Como antes dissemos, o Autor não foi eleito para o Conselho de Administração da Ré – ponto 4 – e viu ser aprovada a remuneração dos membros do Conselho de Administração accionistas em € 22.000,00 mensais (por catorze meses, a cada um).

A remuneração foi aprovada a favor de CC e DD, pelo exercício das funções de administração e, assim que se iniciaram os seus pagamentos, cessou, a partir de Julho de 2014, o pagamento ao Autor, da remuneração e despesas, por antecipação de dividendos, como era habitual.

Em 2014, ano anterior à deliberação sobre a remuneração aprovada, a Ré apresentou um volume de negócios anual superior a dez milhões de euros e empregou mais de cem trabalhadores.

Foi neste quadro factual, com a ausência do Autor da empresa a partir de Novembro de 2014, que foi aprovado em Assembleia Geral, aquele aumento das remunerações dos dois administradores.

No imediato a aprovação das remunerações influencia negativamente o valor de cada acção que, por referência ao ano de 2015, passa de € 20.7939,00 para € 18.3017,00, como ficou provado.

Anteriormente àquela deliberação “nenhum dos accionistas com funções de gerência ou administração retirou da empresa valor superior a 8.000,00 € mensais por 14 meses.”  

No Relatório pericial unânime, de fls. 520 a 530, respondendo ao quesito:

 “Se o montante anual das remunerações deliberadas (22.000,00 € x 14 x 2), acrescido do montante dos custos e encargos inerentes àquelas remunerações por conta da Ré, nomeadamente imposto, segurança social e outras) têm impacto negativo na realidade económica e financeira da Ré sociedade? Foi respondido: “De acordo com a análise do quadro apresentado no quesito 1 b) constata-se que as diversas tipologias de remunerações apuradas no exercido de 2015, teriam um impacto negativo nos resultados apresentados nos anos 2011 a 2014, conforme evidenciado na parte final do referido quadro”

Anteriormente à contestada deliberação, os administradores não foram remunerados pela sua gestão ou administração, recebendo dividendos que, em 2011 foram de € 435 586 e, em 2014, de € 166 720.

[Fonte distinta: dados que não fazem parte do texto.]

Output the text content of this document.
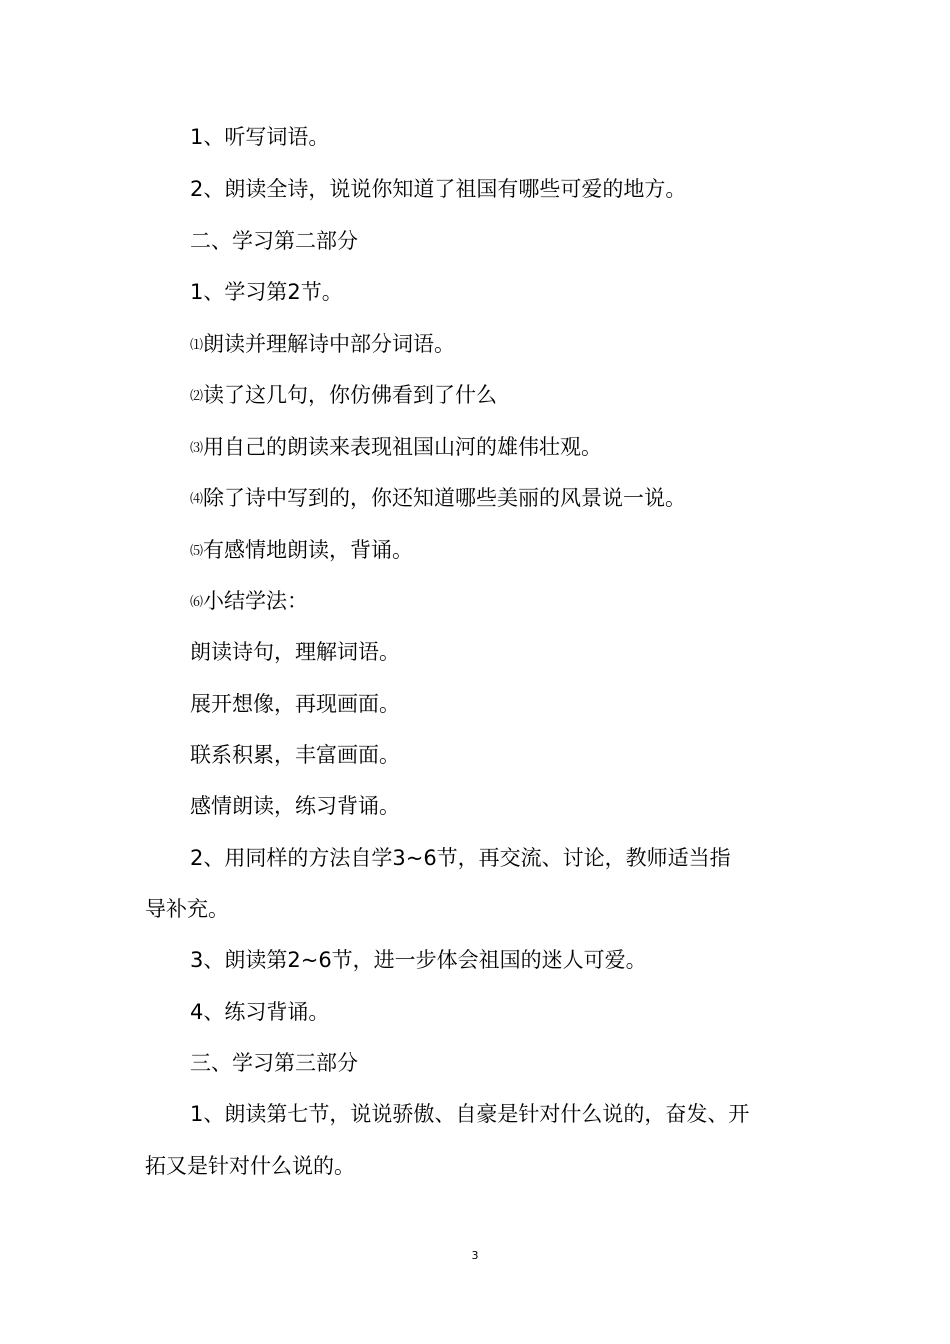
1、听写词语。
2、朗读全诗，说说你知道了祖国有哪些可爱的地方。
二、学习第二部分
1、学习第2节。
⑴朗读并理解诗中部分词语。
⑵读了这几句，你仿佛看到了什么
⑶用自己的朗读来表现祖国山河的雄伟壮观。
⑷除了诗中写到的，你还知道哪些美丽的风景说一说。
⑸有感情地朗读，背诵。
⑹小结学法：
朗读诗句，理解词语。
展开想像，再现画面。
联系积累，丰富画面。
感情朗读，练习背诵。
2、用同样的方法自学3~6节，再交流、讨论，教师适当指
导补充。
3、朗读第2~6节，进一步体会祖国的迷人可爱。
4、练习背诵。
三、学习第三部分
1、朗读第七节，说说骄傲、自豪是针对什么说的，奋发、开
拓又是针对什么说的。
3
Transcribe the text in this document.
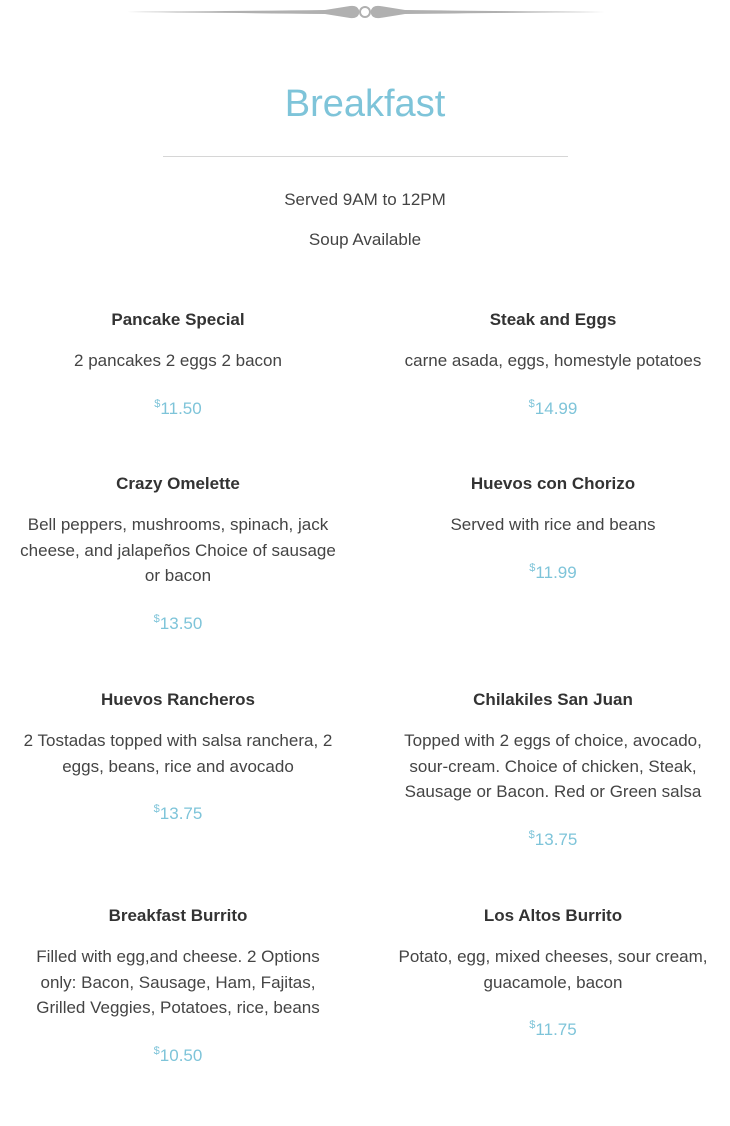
Breakfast
Served 9AM to 12PM
Soup Available
Pancake Special
2 pancakes 2 eggs 2 bacon
$11.50
Steak and Eggs
carne asada, eggs, homestyle potatoes
$14.99
Crazy Omelette
Bell peppers, mushrooms, spinach, jack cheese, and jalapeños Choice of sausage or bacon
$13.50
Huevos con Chorizo
Served with rice and beans
$11.99
Huevos Rancheros
2 Tostadas topped with salsa ranchera, 2 eggs, beans, rice and avocado
$13.75
Chilakiles San Juan
Topped with 2 eggs of choice, avocado, sour-cream. Choice of chicken, Steak, Sausage or Bacon. Red or Green salsa
$13.75
Breakfast Burrito
Filled with egg,and cheese. 2 Options only: Bacon, Sausage, Ham, Fajitas, Grilled Veggies, Potatoes, rice, beans
$10.50
Los Altos Burrito
Potato, egg, mixed cheeses, sour cream, guacamole, bacon
$11.75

Pretende a Recorrente demostrar que os montantes aprovados, se considerados no seu valor líquido, “limpo”, se aproximam dos € 8 000,00 a que se refere o facto provado nº47.

Como refere o Recorrido, nas suas contra-alegações, as taxas da segurança social, IRS e sobretaxa extraordinária sobre este imposto, não são idênticas à tributação que incide sobre os dividendos.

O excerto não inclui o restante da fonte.